Is Dollar Consolidation Ending?
The dollar index rallied more than 27% between May 2014 and March 2015.
As the weekly chart highlights, after making twelve-year highs in March, the dollar entered into a period of correction and consolidation. Longs took profits from the incredible rise in the greenback during the correction, and open interest dropped by over 45%. Just recently, the dollar momentum has turned positive and open interest has begun to rise, indicating that the dollar could be preparing for another leg to the upside.
Higher Dollar and Lower Commodity Prices Ahead?
When considering the relationship between the dollar and commodity prices, it is often a chicken and egg dilemma - which comes first? The bear market in commodity prices began when they peaked in 2011. The dollar rally began in May 2014. Last month, many key commodity prices fell once again, and some fell through support levels to multi-year lows. This is an ominous signal for dollar-based commodity prices.
A continuation of the global economic slowdown has caused consumption of raw materials to fall. China, which is the demand side of the equation for many commodities, has experienced slower growth than in years past. Recent cracks in the Chinese equity market highlights a slowing economy. The Chinese government has cut interest rates four times in 2015; however, this has not helped to support commodity prices. The price action in copper alone is reflective of a weakening China. Lower energy prices have cut the cost of production for many other commodity prices.
Meanwhile, a stronger dollar has cut labor costs in countries that are not dollar-based. As the cost of commodity production falls and demand is weak, the path of least resistance is likely to continue to be lower. Meanwhile, given the relative strength of the US economy and the prospect for rising US rates in a world where other interest rates are likely to remain low, the outlook for commodity prices and the dollar is that recent trends will continue.

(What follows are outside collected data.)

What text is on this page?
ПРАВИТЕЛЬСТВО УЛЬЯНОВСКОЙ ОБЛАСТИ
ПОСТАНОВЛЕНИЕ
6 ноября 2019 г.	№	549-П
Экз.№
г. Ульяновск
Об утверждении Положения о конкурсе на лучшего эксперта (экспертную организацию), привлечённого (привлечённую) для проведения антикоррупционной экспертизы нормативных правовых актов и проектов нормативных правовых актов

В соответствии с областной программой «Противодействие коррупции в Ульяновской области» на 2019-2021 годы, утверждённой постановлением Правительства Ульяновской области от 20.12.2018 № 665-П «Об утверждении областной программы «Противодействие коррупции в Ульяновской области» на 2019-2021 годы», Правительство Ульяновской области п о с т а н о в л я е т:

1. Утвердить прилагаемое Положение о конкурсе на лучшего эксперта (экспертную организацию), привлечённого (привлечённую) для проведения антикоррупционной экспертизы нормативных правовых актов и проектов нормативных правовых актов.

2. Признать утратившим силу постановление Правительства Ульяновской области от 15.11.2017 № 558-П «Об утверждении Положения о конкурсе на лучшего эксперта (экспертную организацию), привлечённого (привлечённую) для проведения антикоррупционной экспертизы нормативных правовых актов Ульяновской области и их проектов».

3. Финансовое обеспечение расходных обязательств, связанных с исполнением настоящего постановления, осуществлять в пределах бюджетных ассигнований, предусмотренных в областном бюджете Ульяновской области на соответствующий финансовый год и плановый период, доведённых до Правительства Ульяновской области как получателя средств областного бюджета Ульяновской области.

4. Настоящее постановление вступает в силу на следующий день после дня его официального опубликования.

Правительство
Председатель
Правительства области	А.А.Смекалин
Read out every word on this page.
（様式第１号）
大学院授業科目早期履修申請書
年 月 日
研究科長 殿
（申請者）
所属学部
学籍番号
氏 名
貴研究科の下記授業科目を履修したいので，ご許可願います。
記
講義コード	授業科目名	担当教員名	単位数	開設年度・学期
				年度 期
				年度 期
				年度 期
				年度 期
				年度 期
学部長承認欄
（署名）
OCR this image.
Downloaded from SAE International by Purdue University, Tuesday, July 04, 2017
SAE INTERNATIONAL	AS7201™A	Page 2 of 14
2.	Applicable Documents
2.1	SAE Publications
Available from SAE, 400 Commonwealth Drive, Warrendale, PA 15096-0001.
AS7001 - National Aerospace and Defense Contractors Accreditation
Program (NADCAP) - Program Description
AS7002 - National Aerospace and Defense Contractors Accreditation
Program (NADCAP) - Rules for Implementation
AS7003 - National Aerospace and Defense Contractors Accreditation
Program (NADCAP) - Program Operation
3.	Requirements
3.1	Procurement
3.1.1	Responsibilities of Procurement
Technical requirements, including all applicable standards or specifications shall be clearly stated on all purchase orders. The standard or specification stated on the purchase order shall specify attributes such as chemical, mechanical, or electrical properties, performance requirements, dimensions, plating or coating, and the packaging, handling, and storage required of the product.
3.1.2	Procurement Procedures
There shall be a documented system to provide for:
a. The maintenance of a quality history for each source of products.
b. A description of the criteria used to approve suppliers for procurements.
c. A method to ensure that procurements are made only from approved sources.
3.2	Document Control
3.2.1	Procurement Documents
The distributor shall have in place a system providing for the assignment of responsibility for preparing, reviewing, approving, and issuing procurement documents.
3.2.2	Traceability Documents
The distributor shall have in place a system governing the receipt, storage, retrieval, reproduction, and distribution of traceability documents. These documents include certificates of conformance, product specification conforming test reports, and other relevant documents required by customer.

The dollar may begin another leg up to new highs in the coming months and, at the same time, commodity prices could continue to falter. Many commodity prices remain at levels today that are well above the prices in 2000, which means that there is still downside in these raw material values. Both commodity prices and the US dollar are feeding off each other these days. It is hard to say which is leading the charge but in both cases, the trend is your friend for the time being.